Papai Noel profissional há quase 12 anos, Carlos Estigarribia, de 46 anos, casado e pai de seis filhos, diz que neste ano tanto os clientes como o Papai Noel estão insatisfeitos. “Este ano está de chorar.” De um lado, os clientes estão chorando para reduzir o preço do cachê, de outro, o Papai Noel está chorando por causa do desemprego.

Estigarribia, que é professor de física, matemática e também é violinista, faz um espetáculo de entrega de presentes em festas de empresas e de famílias que, segundo ele, é exclusivo. “Sou o único Papai Noel violinista”, diz.

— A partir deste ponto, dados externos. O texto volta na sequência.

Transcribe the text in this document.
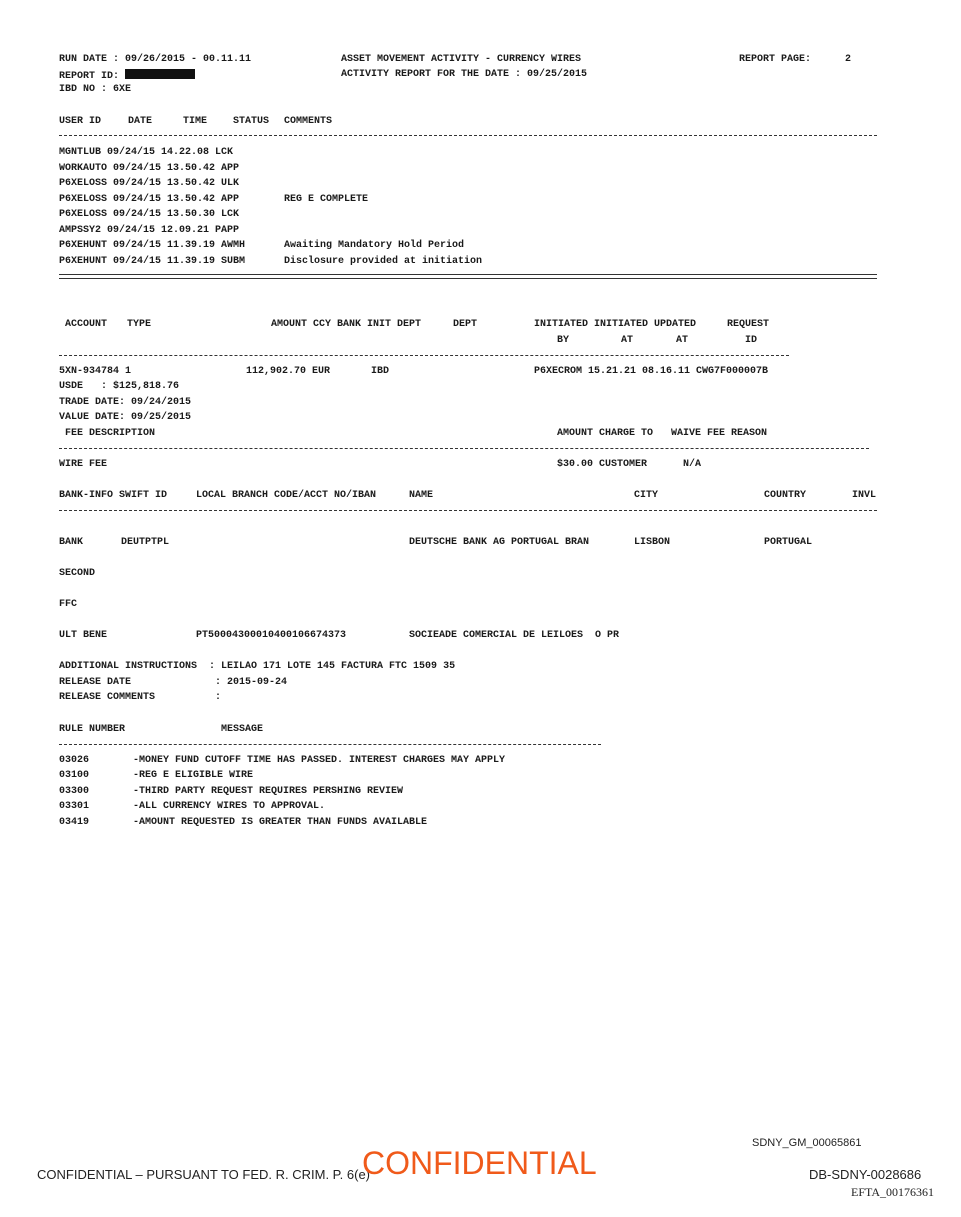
RUN DATE : 09/26/2015 - 00.11.11	ASSET MOVEMENT ACTIVITY - CURRENCY WIRES	REPORT PAGE:	2
REPORT ID:	ACTIVITY REPORT FOR THE DATE : 09/25/2015
IBD NO : 6XE
USER ID	DATE	TIME	STATUS COMMENTS
MGNTLUB 09/24/15 14.22.08 LCK
WORKAUTO 09/24/15 13.50.42 APP
P6XELOSS 09/24/15 13.50.42 ULK
P6XELOSS 09/24/15 13.50.42 APP	REG E COMPLETE
P6XELOSS 09/24/15 13.50.30 LCK
AMPSSY2 09/24/15 12.09.21 PAPP
P6XEHUNT 09/24/15 11.39.19 AWMH	Awaiting Mandatory Hold Period
P6XEHUNT 09/24/15 11.39.19 SUBM	Disclosure provided at initiation
ACCOUNT TYPE	AMOUNT CCY BANK INIT DEPT	DEPT	INITIATED INITIATED UPDATED	REQUEST
BY	AT	AT	ID
5XN-934784 1	112,902.70 EUR	IBD	P6XECROM 15.21.21 08.16.11 CWG7F000007B
USDE   : $125,818.76
TRADE DATE: 09/24/2015
VALUE DATE: 09/25/2015
FEE DESCRIPTION	AMOUNT CHARGE TO   WAIVE FEE REASON
WIRE FEE	$30.00 CUSTOMER	N/A
BANK-INFO SWIFT ID	LOCAL BRANCH CODE/ACCT NO/IBAN	NAME	CITY	COUNTRY	INVL
BANK	DEUTPTPL	DEUTSCHE BANK AG PORTUGAL BRAN	LISBON	PORTUGAL
SECOND
FFC
ULT BENE	PT50004300010400106674373	SOCIEADE COMERCIAL DE LEILOES  O PR
ADDITIONAL INSTRUCTIONS  : LEILAO 171 LOTE 145 FACTURA FTC 1509 35
RELEASE DATE	: 2015-09-24
RELEASE COMMENTS	:
RULE NUMBER	MESSAGE
03026	-MONEY FUND CUTOFF TIME HAS PASSED. INTEREST CHARGES MAY APPLY
03100	-REG E ELIGIBLE WIRE
03300	-THIRD PARTY REQUEST REQUIRES PERSHING REVIEW
03301	-ALL CURRENCY WIRES TO APPROVAL.
03419	-AMOUNT REQUESTED IS GREATER THAN FUNDS AVAILABLE
SDNY_GM_00065861
CONFIDENTIAL – PURSUANT TO FED. R. CRIM. P. 6(e)
CONFIDENTIAL	DB-SDNY-0028686
EFTA_00176361
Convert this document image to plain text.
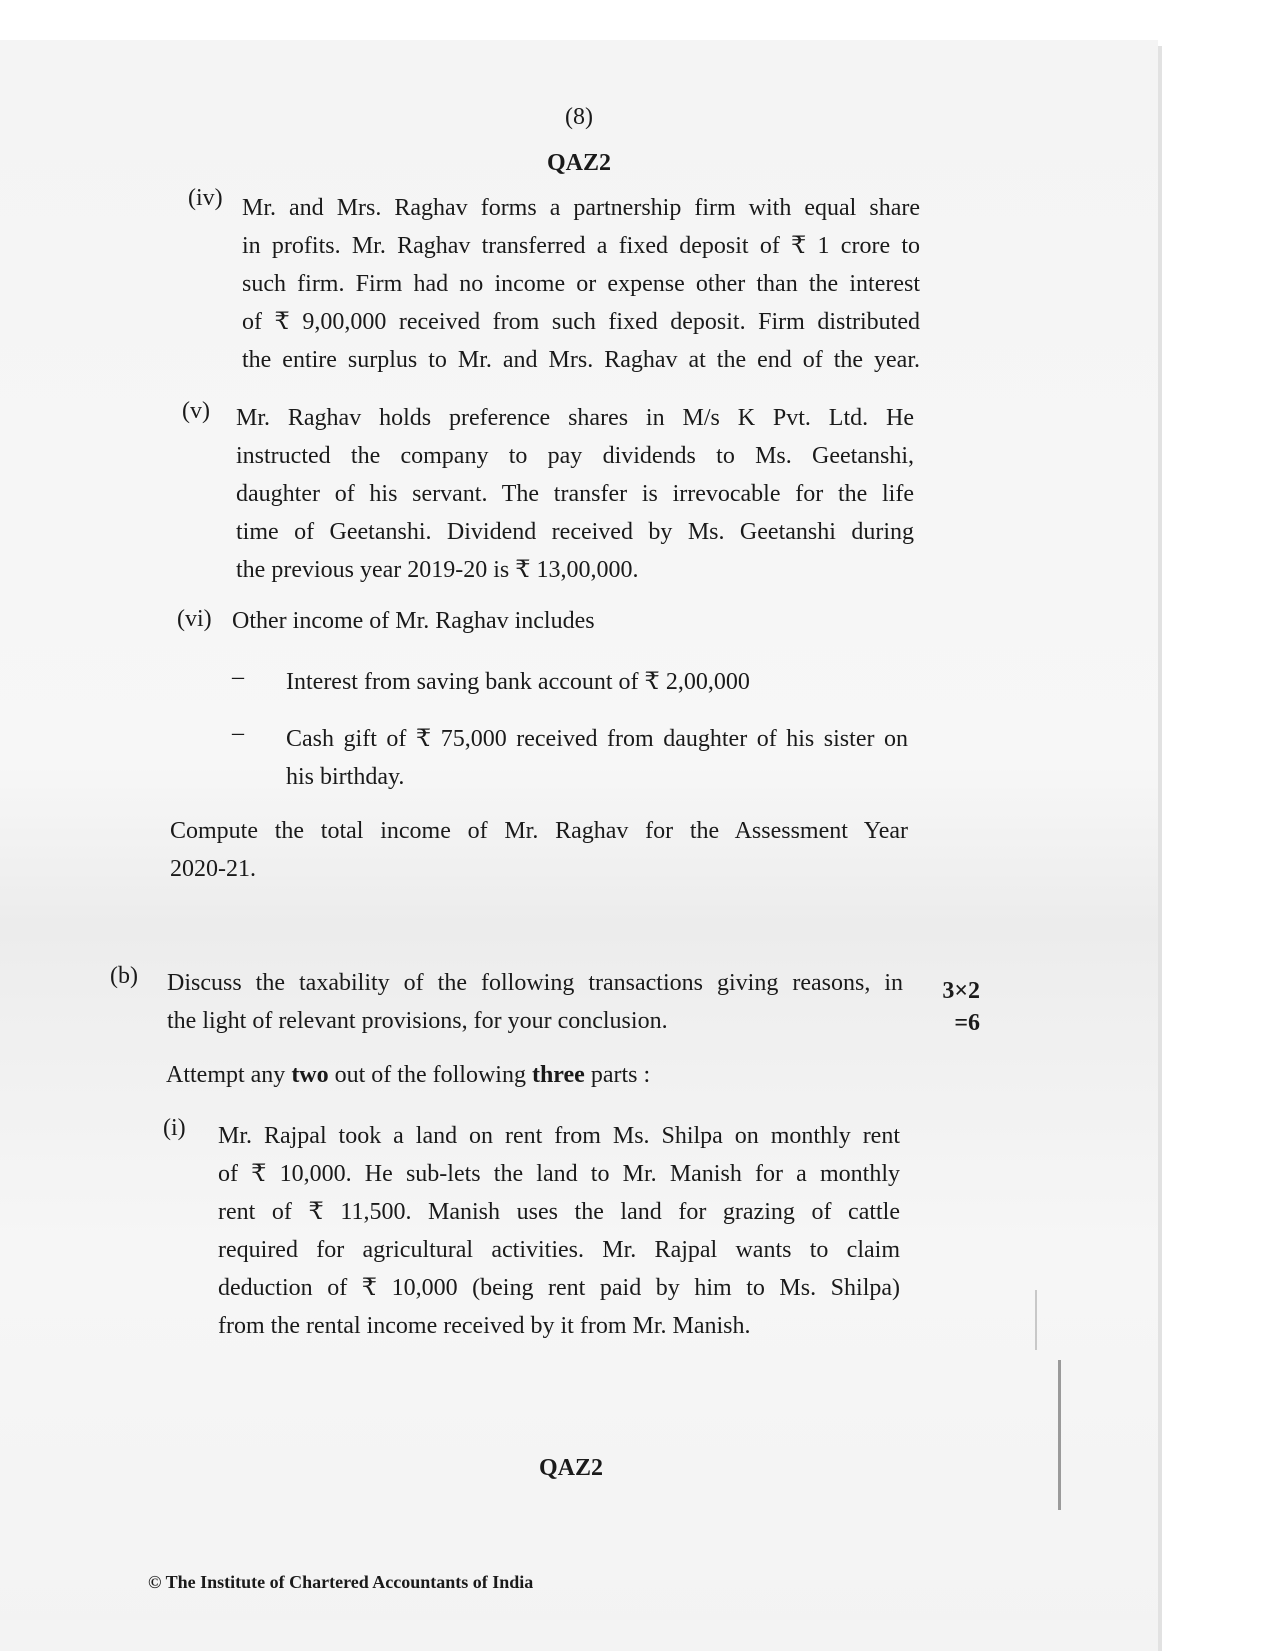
(8)
QAZ2
(iv) Mr. and Mrs. Raghav forms a partnership firm with equal share
in profits. Mr. Raghav transferred a fixed deposit of ₹ 1 crore to
such firm. Firm had no income or expense other than the interest
of ₹ 9,00,000 received from such fixed deposit. Firm distributed
the entire surplus to Mr. and Mrs. Raghav at the end of the year.
(v) Mr. Raghav holds preference shares in M/s K Pvt. Ltd. He
instructed the company to pay dividends to Ms. Geetanshi,
daughter of his servant. The transfer is irrevocable for the life
time of Geetanshi. Dividend received by Ms. Geetanshi during
the previous year 2019-20 is ₹ 13,00,000.
(vi) Other income of Mr. Raghav includes
– Interest from saving bank account of ₹ 2,00,000
– Cash gift of ₹ 75,000 received from daughter of his sister on
his birthday.
Compute the total income of Mr. Raghav for the Assessment Year
2020-21.
(b) Discuss the taxability of the following transactions giving reasons, in
the light of relevant provisions, for your conclusion.
3×2
=6
Attempt any two out of the following three parts :
(i) Mr. Rajpal took a land on rent from Ms. Shilpa on monthly rent
of ₹ 10,000. He sub-lets the land to Mr. Manish for a monthly
rent of ₹ 11,500. Manish uses the land for grazing of cattle
required for agricultural activities. Mr. Rajpal wants to claim
deduction of ₹ 10,000 (being rent paid by him to Ms. Shilpa)
from the rental income received by it from Mr. Manish.
QAZ2
© The Institute of Chartered Accountants of India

Pelo show com duração de cerca de três horas e que também conta com o trabalho de uma assistentes, no ano passado ele cobrava R$ 1.500. Neste ano, para se adaptar ao bolso reduzido dos clientes, ele esta cobrando R$ 960. “Reduzi o preço em 40%.”

Apesar do corte, a demanda pelo espetáculo continua baixa. Até o fim desta semana, o ator tinha 18 eventos contratados. No ano passado, ele conseguiu fechar 30 espetáculos.
A maior parte dos eventos contratados para este ano é para empresas. “Shopping nem apareceu”, observa.

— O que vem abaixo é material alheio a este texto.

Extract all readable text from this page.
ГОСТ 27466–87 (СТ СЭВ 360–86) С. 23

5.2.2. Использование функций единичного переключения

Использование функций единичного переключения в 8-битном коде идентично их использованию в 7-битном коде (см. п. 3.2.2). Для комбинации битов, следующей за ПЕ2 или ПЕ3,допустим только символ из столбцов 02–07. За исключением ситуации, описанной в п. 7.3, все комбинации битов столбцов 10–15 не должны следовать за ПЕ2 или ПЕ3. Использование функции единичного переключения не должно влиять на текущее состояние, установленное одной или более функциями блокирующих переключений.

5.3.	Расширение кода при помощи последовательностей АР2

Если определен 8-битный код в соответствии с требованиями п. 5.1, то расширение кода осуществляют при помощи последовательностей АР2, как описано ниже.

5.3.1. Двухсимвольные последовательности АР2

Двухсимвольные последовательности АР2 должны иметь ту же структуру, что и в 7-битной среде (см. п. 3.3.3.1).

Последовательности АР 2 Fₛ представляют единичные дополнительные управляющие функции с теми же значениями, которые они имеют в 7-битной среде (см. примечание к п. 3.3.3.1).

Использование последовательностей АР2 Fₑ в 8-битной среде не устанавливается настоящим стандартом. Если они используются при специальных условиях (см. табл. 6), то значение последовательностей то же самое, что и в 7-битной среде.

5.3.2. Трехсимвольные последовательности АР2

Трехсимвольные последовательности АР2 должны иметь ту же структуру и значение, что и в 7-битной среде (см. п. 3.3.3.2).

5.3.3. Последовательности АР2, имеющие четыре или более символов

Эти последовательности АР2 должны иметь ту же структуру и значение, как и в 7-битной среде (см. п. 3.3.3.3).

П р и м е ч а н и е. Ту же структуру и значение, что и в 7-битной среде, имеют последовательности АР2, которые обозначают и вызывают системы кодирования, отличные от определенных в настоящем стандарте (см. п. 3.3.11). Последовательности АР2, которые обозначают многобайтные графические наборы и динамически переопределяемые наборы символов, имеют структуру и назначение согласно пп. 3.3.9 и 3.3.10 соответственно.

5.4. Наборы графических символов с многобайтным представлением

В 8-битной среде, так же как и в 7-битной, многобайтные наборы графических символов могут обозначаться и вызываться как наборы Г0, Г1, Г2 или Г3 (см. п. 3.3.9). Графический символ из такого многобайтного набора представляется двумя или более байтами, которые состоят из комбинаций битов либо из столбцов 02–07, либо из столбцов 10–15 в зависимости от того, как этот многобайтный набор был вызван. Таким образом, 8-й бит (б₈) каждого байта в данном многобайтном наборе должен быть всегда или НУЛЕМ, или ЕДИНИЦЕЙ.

Estigarribia observa que o desemprego também bateu neste ano nessa atividade extra. Ele conta que faz esse trabalho por motivações pessoais. “Gosto desse momento lúdico dessa fantasia.” No entanto, neste ano a fantasia também foi afetada pela realidade. “O Papai Noel caiu do trenó por falta de trabalho”, compara.

Renda. Essa renda obtida pelo professor de matemática no final de ano normalmente tem destino certo. Um terço do que recebe, Estigarribia destina a orfanatos. Outra parte investe no próprio negócio, comprando materiais para confeccionar as fantasias, as cordas do violino usadas no espetáculo. “As cordas do violino são caras.” A última parte ele usa para si. “Pago uma conta ou outra, que está atrasada.”

Mesmo com a queda no movimento de procura pelos shows e e a retração na receita que está ocorrendo este ano, o ator pretende dar prioridade às doações que faz com a renda desse trabalho. Estigarribia diz que tem compromissos acertados com orfanatos e não vai sacrificar essa parcela por causa da crise.